AUBURN, Calif. — It’s now fire season in Northern California and Cal Fire is fully preparing. There have already been a few small fires this month and Cal Fire is staying busy.

"Locally, each unit will declare fire season — do a declaration. The Nevada-Yuba-Placer (NEU) Unit here just in the foothills and up towards the Sierra Nevada Mountains, up towards Lake Tahoe… we're going to declare officially next Monday (June 26). We'll also move to our burning suspension as well,” said Jim Hudson, deputy chief of operations for the NEU Unit.

They’re staffing up as more fires are expected to develop based on current conditions and fuels. New firefighters are being brought in and trained to respond.

"This Monday (June 19), we started moving toward what we call peak staffing, which is our full staffing for the year with all of our aircraft available within the unit. Crews, dozers and we end up hiring our firefighters back,” said Hudson.

Earlier this week, several Cal Fire units announced the suspension of burn permits in Northern California counties, effective June 26. It bans all residential outdoor burning of landscape debris like branches and leaves.

"Obviously with the winter storms this year, we had a lot of snow and that brings a lot of debris onto the landscape and into our foothill and mountain communities. Luckily with the conditions that we had with the wet weather, it allowed us to keep burning up until Monday, June 26,” said Hudson.
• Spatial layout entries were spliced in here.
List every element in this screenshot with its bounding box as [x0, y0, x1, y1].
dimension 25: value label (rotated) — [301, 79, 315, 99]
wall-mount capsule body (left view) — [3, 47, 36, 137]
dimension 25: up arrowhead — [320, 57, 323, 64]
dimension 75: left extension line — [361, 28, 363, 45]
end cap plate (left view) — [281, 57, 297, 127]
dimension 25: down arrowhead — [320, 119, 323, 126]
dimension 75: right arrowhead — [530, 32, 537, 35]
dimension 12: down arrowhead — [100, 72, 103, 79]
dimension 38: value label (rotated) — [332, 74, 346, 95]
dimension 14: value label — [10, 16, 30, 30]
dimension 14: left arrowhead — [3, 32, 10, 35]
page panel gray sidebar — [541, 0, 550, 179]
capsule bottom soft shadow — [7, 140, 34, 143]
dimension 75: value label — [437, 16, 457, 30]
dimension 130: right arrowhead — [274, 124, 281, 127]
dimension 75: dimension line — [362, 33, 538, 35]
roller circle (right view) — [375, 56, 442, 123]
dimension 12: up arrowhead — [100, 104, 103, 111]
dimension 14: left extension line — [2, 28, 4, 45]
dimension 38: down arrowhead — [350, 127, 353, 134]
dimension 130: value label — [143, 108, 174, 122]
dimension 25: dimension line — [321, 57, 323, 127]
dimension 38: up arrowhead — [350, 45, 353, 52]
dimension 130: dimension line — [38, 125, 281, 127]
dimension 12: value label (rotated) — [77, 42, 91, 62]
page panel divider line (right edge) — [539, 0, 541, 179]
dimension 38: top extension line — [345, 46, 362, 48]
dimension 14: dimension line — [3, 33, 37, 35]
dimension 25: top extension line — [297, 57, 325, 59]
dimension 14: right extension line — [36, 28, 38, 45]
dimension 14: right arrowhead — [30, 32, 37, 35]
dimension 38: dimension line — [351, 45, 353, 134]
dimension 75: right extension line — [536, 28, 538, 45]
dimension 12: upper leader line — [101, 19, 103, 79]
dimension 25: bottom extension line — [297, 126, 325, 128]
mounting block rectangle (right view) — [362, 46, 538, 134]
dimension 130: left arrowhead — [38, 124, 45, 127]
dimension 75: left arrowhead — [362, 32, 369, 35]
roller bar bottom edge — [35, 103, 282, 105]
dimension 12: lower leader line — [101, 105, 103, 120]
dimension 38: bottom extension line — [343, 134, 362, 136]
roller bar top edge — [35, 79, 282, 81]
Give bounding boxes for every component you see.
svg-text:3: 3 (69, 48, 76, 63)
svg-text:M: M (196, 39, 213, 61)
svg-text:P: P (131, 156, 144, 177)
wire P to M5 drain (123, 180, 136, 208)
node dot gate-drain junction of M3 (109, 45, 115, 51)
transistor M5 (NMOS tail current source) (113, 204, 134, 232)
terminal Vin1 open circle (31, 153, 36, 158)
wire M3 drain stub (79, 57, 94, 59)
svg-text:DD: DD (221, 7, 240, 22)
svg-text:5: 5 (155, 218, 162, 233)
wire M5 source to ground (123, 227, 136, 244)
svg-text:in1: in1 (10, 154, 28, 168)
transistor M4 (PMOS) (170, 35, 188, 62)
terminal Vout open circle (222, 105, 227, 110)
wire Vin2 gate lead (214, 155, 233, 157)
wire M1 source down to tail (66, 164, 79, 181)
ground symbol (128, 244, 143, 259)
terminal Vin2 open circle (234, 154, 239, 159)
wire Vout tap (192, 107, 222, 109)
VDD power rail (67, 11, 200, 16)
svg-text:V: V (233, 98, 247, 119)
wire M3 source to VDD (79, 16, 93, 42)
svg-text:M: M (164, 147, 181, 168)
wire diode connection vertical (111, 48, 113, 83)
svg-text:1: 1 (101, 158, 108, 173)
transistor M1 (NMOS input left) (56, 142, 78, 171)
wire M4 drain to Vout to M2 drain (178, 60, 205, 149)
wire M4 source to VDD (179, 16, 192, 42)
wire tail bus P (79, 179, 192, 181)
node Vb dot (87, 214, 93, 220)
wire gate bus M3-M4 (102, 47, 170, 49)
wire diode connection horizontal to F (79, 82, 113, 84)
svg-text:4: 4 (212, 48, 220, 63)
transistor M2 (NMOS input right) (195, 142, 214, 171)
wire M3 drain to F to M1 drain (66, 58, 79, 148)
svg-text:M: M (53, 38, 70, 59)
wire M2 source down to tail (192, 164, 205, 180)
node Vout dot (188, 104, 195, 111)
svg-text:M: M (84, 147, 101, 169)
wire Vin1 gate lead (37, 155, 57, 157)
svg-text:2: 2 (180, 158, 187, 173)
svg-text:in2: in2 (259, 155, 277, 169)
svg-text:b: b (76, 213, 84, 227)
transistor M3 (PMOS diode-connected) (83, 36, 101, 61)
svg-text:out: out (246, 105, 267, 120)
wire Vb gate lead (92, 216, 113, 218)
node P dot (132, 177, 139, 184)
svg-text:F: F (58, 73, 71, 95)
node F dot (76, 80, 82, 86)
The department might also issue restricted temporary burning permits if there is an essential reason.

As we get into the 2023 fire season, Cal Fire wants you to be prepared, follow the guidelines and regulations, and be educated on the ‘Ready, Set, Go!’ program to ensure you have the items you need if you have to evacuate.

Burn permits are suspending in the following counties on June 26: Alpine, Amador, Colusa, El Dorado, Napa, Nevada, Placer, Sacramento, San Joaquin, Sierra, Solano, Sutter, Yolo and Yuba counties.

Burn permits were also suspended in Calaveras, Tuolumne, Eastern San Joaquin and Eastern Stanislaus counties on June 19.